Summary - Each player has a hand of multi-use cards: they can be played for their action, as buildings in your tableau, or as materials to construct your buildings. The game works with a role selection mechanism. A leader plays a card for its action, and others may use cards to follow that same action. There are myriad different buildings, but they all fall under the six types of actions: engine-building for action selection, erecting buildings, gathering materials, and banking materials.

Experience - My first two plays of Glory to Rome were relatively early on, with five players, one of whom was very slow and kind of airheaded while playing. The games lasted well over an hour, which... they shouldn't.

I had little interest in playing GtR again until my friends decided to print their own copy of the out-of-print game. Given that everyone else was requesting a copy, a bit of FOMO got me in. I wound up bringing the game to meetups and other game nights and started developing a much greater appreciation for it. Once it's played with players who know what they're doing and are committed to playing relatively quickly, you can knock out two games in the time of another middleweight euro.
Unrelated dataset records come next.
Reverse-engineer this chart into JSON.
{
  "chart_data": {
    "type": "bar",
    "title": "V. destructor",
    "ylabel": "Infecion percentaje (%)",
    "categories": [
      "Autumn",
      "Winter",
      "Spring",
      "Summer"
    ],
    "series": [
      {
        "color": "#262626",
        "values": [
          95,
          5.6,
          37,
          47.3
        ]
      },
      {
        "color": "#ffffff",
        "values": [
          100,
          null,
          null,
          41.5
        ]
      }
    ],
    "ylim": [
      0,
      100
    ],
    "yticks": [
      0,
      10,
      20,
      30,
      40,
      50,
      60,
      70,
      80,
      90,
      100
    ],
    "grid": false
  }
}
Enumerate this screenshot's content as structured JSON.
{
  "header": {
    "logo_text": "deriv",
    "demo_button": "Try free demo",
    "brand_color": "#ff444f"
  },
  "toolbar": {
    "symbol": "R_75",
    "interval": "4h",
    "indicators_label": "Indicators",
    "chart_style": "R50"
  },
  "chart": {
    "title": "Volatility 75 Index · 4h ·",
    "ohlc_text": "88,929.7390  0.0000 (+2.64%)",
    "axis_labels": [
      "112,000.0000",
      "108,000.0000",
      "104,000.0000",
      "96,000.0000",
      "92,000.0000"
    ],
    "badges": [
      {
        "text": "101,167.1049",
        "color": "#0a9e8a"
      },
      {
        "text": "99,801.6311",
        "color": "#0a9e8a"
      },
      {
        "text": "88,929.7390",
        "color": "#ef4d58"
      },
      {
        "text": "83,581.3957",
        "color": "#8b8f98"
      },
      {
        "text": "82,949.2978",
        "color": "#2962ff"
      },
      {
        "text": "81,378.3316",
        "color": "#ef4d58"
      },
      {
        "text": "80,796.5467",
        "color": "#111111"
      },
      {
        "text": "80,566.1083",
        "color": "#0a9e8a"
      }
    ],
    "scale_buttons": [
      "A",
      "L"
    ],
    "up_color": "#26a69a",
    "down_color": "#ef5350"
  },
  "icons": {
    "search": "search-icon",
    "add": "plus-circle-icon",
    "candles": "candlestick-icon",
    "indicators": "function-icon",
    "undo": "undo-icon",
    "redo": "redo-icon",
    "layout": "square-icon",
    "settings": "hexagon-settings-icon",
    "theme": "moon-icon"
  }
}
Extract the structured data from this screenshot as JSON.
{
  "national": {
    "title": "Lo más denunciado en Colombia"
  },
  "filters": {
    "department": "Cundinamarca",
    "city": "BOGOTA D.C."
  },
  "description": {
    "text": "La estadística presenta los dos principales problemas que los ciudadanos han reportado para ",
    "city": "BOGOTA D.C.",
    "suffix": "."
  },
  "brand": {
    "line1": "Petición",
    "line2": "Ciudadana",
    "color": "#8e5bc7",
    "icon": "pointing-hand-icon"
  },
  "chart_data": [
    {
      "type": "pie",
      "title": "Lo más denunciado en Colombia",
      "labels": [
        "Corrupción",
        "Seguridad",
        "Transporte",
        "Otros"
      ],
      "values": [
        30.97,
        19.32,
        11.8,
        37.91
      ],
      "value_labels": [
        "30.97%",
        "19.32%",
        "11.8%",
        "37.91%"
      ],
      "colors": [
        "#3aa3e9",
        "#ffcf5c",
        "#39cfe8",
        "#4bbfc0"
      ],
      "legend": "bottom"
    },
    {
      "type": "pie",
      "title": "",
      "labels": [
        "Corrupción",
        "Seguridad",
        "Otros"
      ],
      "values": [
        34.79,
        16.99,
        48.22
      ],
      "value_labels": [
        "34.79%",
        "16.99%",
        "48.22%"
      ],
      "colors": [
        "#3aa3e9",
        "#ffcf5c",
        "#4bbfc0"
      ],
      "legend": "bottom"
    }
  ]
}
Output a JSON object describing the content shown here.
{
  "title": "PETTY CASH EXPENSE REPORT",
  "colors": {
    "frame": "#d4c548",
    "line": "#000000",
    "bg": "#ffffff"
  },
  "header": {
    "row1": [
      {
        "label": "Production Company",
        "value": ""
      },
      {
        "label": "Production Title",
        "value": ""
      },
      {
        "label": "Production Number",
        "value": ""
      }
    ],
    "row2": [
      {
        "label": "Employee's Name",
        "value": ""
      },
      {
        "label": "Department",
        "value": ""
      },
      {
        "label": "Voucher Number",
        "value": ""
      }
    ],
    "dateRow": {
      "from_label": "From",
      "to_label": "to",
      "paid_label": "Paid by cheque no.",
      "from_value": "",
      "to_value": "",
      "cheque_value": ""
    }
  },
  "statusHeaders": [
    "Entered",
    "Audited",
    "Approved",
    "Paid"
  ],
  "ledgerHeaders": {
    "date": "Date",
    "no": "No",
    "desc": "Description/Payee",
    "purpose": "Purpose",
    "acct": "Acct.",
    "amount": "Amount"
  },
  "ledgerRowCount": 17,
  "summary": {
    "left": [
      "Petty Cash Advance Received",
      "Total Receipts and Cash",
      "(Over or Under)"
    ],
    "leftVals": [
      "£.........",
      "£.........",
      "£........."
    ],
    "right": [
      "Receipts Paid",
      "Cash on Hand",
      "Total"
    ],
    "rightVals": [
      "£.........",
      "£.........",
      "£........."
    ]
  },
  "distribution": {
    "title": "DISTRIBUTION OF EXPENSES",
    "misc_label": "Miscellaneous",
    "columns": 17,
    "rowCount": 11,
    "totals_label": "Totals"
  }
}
Design - Glory to Rome is a mess to explain, and its player mat is hilariously messy before you know the rules. But once you get it, it's clean to conceptualize the flow: cards only become buildings if you draw them; wasted "pool" cards go into material slots; materials become used for buildings or the vault. It's an elegant system that requires nearly nothing except the massive deck of cards, player mats that only serve to organize your cards, and the foundation cards.

Decision-making is always tough in a games where cards are both the tableau items and the resources used to build those items. Only one in every three or four or cards in your hand, or even less than that, will ever actually go under construction. The rest will be used to take actions or fill those orders. There's other stuff to decide - which role you want, or what cards you can afford to throw into the pool to get snatched up by others' Laborers - but for the most part, you only have to understand the six suits and not the 50+ different cards. This eventually speeds up play a lot.

One of the pleasures in Glory to Rome, like in so many tableau-builders, is watching your engine spiral out of control. The buildings you construct give you powers like increasing your hand size or using different building materials in the future, while adding clientele increases your capacity to take actions both as a leader and as a follower. As the game goes on, you'll be more and more likely to follow each action. The pool of materials will also grow and shrink with time, providing a nice flow of materials from wasted-in-hand to stashed-in-buildings-or-vaults.

Future - Lacking a real box for Glory to Rome is probably one of its biggest hindrances in getting my attention - well, that and requiring three-to-five players to make it good. Two-player didn't work out well. I think I'll have to make a concerted effort to get this to the table again, because it's worth it.